Небо в алмазах — страница 19 из 79

В детстве в далеком Самарканде зачитывался я двумя томами его мемуаров «На жизненном пути». Думал, приехав в Ленинград, что он давно либо в могиле, либо доживает в эмиграции.

А он тут, в революционном Петрограде, проклятый всей белой эмиграцией — от великих князей до Бунина, Мережковского и Зинаиды Гиппиус; я помню эти проклятия: читал доходившие в Петроград «Последние новости» Милюкова, и кадетский «Руль», и рижские бульварные издания. Писали, что получил от большевиков особняк на Каменном острове, что к нему прикреплен автомобиль, что он утопает в роскоши. А Корней Чуковский пишет в своих воспоминаниях, как пришла к А. Ф. Кони на квартиру на Надеждинской в 1921 году, в день его рождения, делегация учащихся и принесла в подарок немножко белого хлеба.

Он жил на Надеждинской, близ Невского, и я, поселившийся в Басковом переулке, почти по соседству, не раз видел, как он спускался из своей квартиры, со своими костыликами, хромая, присаживаясь на крылечке. В эти годы он писал Корнею Чуковскому:

«Каждый вечер причиняет мне невероятную усталость и нервные боли в сломанной девятнадцать лет назад ноге».

Поднимался к нам в институт, отдыхал на площадках лестниц: это было очень высоко.

Не пропускал ни одной лекции. Мы платили ему тем же.

Читал курс, официально именовавшийся теорией и практикой ораторского искусства.

Но это был повод, толчок для мастерских портретов людей, встречавшихся ему на жизненном пути, прокуроров и следователей, свидетелей и обвиняемых, революционеров и черносотенцев, фальшивомонетчиков, убийц, душевнобольных. Начинает с рекомендаций будущим лекторам: одеваться опрятно, не неряшливо, так как «психическое действие на собравшихся начинается до речи, с момента появления лектора перед публикой», предостерегает их от учительского тона, «противного и ненужного взрослым, скучного — молодежи», просит не применять в речи одних и тех же выражений, даже на расстоянии. Цитирует Флобера и Мопассана, рекомендовавших не ставить в тексте одинаковых слов «ближе, чем на двести строк», и... и тут конец курсу ораторского искусства — он говорит о Флобере, Мопассане, о «Саламбо» и «Мадам Бовари», о «Милом друге» и о «Сентиментальном воспитании».

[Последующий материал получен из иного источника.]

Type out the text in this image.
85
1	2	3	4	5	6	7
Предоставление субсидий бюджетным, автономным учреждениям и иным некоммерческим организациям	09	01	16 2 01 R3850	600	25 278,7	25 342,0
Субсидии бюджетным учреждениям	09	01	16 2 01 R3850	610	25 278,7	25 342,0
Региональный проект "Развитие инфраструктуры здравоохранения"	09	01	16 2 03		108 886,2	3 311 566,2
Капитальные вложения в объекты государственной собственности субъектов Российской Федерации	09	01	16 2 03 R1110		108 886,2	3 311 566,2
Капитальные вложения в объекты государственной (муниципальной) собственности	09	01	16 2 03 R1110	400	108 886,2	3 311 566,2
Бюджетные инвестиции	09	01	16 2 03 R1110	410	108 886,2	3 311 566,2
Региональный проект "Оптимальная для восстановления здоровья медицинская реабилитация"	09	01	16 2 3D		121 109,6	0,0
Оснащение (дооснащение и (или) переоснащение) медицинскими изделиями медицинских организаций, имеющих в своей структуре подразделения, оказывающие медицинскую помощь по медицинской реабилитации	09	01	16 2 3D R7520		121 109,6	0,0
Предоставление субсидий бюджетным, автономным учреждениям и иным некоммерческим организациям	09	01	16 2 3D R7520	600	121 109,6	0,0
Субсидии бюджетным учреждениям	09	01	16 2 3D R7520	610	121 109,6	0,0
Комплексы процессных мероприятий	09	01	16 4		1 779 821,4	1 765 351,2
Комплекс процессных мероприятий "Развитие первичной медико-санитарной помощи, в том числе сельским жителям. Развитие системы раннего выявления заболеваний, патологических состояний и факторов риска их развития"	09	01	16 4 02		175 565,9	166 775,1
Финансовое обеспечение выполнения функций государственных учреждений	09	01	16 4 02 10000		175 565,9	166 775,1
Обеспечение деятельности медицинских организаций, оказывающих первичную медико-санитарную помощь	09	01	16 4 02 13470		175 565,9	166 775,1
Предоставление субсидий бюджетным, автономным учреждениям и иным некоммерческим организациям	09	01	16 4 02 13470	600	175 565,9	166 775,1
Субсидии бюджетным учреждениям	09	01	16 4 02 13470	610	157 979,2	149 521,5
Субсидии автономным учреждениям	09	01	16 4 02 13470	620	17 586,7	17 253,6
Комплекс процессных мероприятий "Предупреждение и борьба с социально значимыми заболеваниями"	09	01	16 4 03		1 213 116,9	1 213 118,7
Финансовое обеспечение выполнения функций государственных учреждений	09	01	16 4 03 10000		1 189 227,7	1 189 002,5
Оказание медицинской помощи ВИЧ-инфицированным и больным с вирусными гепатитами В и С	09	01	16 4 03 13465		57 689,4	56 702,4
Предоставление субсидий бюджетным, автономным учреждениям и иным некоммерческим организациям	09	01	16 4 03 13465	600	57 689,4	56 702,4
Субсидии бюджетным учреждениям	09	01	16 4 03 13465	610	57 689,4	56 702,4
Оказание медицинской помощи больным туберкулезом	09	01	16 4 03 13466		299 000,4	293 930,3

Он бог отвлечений. И о том, как писались «Власть тьмы» и «Живой труп» — и они ведь, как и «Воскресение», возникли из уголовной хроники. И как Достоевский упросил Кони поехать вместе в колонию для малолетних преступников на Охте. И какую реакцию в Петербурге и в Париже вызвала речь Достоевского на пушкинских празднествах. Вечер с Чеховым после поездки Антона Павловича на Сахалин... Да что Чехов — Чехов жил и в начале двадцатого столетия! Встречи с Тургеневым, с Некрасовым, с Пироговым, с Майковым, с Писемским, с Апухтиным!..

Все это было захватывающе.

На наших занятиях он инсценировал судебные процессы, на одном из них я очень бездарно сыграл обвиняемого сектанта.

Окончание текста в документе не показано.